8th Governor of Punjab
- In office 16 October 1967 – 21 May 1973
- Chief Minister: Lachhman Singh Gill Gurnam Singh Parkash Singh Badal Zail Singh
- Preceded by: Mehar Singh (Acting)
- Succeeded by: Mahendra Mohan Choudhry

Personal details
- Born: 2 August 1899 Mamadapur, Belagavi District, Bombay Presidency, British India (now Karnataka, India)
- Died: 31 January 1979 (aged 78) Bangalore, Karnataka, India
- Education: M.A B.A
- Occupation: Professor, vice-Chancellor, Politician

= D. C. Pavate =

Indian mathematician

Dadappa Chintappa "D. C." Pavate, (2 August 1899 - 14 January 1978) was awarded Padma Bhushan from the Government of India in 1967. He was the vice-chancellor of the Karnatak university Dharwad, and the governor of Punjab. Pavate was a Cambridge Mathematical Tripos wrangler.

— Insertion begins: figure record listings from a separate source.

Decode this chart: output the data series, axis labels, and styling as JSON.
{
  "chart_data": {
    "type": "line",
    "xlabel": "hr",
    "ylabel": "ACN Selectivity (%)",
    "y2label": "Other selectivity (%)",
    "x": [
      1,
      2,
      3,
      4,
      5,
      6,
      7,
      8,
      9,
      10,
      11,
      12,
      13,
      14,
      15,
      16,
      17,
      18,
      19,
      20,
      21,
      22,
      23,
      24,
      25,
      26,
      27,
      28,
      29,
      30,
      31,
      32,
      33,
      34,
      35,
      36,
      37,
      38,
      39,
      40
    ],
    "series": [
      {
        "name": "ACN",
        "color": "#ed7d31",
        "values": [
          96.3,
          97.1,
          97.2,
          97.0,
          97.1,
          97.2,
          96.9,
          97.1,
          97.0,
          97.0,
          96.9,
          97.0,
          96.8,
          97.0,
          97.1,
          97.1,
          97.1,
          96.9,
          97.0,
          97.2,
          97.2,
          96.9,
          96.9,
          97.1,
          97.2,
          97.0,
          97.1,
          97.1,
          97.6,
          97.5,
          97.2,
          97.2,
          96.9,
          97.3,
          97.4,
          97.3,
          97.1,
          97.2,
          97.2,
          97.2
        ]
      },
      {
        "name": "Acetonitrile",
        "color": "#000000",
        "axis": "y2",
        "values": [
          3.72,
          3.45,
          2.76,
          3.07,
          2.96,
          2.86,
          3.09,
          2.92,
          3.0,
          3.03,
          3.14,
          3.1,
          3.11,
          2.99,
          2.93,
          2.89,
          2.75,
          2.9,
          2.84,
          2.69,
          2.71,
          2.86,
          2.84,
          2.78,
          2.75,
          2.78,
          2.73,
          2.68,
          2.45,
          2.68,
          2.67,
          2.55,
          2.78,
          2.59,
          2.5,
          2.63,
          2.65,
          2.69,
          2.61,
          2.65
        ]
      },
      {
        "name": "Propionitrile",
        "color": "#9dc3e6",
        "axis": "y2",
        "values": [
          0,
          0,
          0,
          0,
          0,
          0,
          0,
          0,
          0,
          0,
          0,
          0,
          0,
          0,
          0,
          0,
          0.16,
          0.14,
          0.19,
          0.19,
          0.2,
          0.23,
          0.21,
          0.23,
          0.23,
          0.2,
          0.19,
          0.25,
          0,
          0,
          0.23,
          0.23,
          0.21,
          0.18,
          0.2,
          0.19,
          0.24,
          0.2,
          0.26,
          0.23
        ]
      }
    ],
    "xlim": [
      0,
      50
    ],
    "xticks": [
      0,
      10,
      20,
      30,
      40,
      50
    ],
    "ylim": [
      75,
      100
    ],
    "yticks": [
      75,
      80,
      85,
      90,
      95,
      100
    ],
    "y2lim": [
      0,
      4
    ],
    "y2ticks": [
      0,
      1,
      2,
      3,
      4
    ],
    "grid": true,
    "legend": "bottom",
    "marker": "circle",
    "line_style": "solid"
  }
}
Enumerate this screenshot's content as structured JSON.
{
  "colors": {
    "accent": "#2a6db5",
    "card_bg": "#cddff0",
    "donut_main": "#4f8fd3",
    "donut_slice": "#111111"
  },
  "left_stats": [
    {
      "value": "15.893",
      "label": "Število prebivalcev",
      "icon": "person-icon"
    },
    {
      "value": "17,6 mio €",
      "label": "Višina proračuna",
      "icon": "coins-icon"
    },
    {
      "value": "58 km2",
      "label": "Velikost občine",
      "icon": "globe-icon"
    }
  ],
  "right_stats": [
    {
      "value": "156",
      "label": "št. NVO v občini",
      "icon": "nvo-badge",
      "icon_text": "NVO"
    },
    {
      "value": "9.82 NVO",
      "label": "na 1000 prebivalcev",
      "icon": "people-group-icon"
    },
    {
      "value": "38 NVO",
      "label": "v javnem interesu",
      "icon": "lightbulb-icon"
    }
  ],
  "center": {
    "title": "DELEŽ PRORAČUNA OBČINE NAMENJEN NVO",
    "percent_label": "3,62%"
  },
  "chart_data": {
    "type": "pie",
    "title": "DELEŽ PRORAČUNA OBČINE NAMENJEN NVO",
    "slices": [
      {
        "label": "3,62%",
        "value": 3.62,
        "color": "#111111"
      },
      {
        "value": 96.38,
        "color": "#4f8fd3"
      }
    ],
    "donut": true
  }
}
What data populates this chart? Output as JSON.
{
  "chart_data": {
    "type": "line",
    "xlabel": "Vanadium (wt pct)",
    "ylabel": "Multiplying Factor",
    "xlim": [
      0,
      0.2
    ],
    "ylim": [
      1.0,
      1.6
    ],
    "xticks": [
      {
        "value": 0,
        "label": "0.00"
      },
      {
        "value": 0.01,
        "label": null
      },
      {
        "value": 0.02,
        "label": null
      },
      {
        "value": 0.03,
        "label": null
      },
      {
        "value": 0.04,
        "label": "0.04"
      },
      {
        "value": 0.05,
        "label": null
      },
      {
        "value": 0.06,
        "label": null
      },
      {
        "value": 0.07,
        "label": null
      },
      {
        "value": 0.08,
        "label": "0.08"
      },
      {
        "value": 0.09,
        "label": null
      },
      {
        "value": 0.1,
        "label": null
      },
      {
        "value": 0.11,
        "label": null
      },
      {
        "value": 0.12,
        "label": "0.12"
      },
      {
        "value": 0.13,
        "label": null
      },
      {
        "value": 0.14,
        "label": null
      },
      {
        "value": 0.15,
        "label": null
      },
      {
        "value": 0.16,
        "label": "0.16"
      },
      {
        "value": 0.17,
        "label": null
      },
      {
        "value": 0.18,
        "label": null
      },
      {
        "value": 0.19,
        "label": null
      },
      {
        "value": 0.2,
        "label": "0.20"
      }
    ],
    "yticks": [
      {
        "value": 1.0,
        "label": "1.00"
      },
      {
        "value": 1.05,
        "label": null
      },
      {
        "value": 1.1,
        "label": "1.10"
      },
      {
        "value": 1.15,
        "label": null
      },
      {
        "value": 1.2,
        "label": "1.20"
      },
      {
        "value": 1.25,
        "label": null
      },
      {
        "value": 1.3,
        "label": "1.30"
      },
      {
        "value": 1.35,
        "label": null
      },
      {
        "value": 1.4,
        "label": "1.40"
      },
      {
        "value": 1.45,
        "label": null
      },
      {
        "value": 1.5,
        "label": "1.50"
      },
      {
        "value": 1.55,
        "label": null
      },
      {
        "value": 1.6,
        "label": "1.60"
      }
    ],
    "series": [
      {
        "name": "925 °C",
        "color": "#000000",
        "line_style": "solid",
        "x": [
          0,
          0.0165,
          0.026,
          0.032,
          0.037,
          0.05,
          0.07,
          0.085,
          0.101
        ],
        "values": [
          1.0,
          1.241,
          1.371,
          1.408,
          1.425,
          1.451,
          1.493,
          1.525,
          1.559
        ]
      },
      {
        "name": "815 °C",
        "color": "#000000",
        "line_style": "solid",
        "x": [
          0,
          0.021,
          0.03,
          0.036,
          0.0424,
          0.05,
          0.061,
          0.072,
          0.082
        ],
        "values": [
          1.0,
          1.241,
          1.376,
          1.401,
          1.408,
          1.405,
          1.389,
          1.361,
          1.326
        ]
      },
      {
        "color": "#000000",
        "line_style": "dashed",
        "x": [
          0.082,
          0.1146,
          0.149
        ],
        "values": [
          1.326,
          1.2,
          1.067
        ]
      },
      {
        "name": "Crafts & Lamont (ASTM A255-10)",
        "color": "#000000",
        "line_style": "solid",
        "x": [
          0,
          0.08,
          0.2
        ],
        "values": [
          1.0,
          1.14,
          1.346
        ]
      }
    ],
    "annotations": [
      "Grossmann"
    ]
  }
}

== Early life and education ==
Pavate was born in Mamdapur a small village next to Gokak town. His mother was Shantamma. His father was a farmer. Pavate completed primary schooling from Mamdapur and high school from Gokak. He stood first in B.A Mathematics to Rajaram College, Kolhapur of University of Mumbai then. Pavate went to Cambridge to study M.A. in mathematics and earned Mathematical Tripos Wrangler. Pavate was married to Girijabai from Salanhalli village near Gokak.

== Career ==
After returning from England, Pavate was appointed Educational Commissioner of Bombay-Karnataka. In the year 1954, he served as the third vice-chancellor of the Karnataka University, Dharwar and continued until 1967. The rapid development of the institution is credited to him. In 1967 he was nominated as the Governor of Punjab, where he served till 1973.
He was cofounder and treasurer of Basava Samithi and helped in drafting the constitution of the organization in 1964. He was instrumental in setting up Basava Bhavan, near Vidhana Soudha, Bangalore. He authored two books, "My days as Governor" and "My days as educational administrator".

DC Pavate visiting scholarship has been established starting 1999 at Sidney Sussex College, Cambridge. It is awarded to outstanding graduates from Karnataka.

== Death ==
Pavate died in Bangalore on 31 January 1979 and was buried in Mamdapur, which was his birthplace.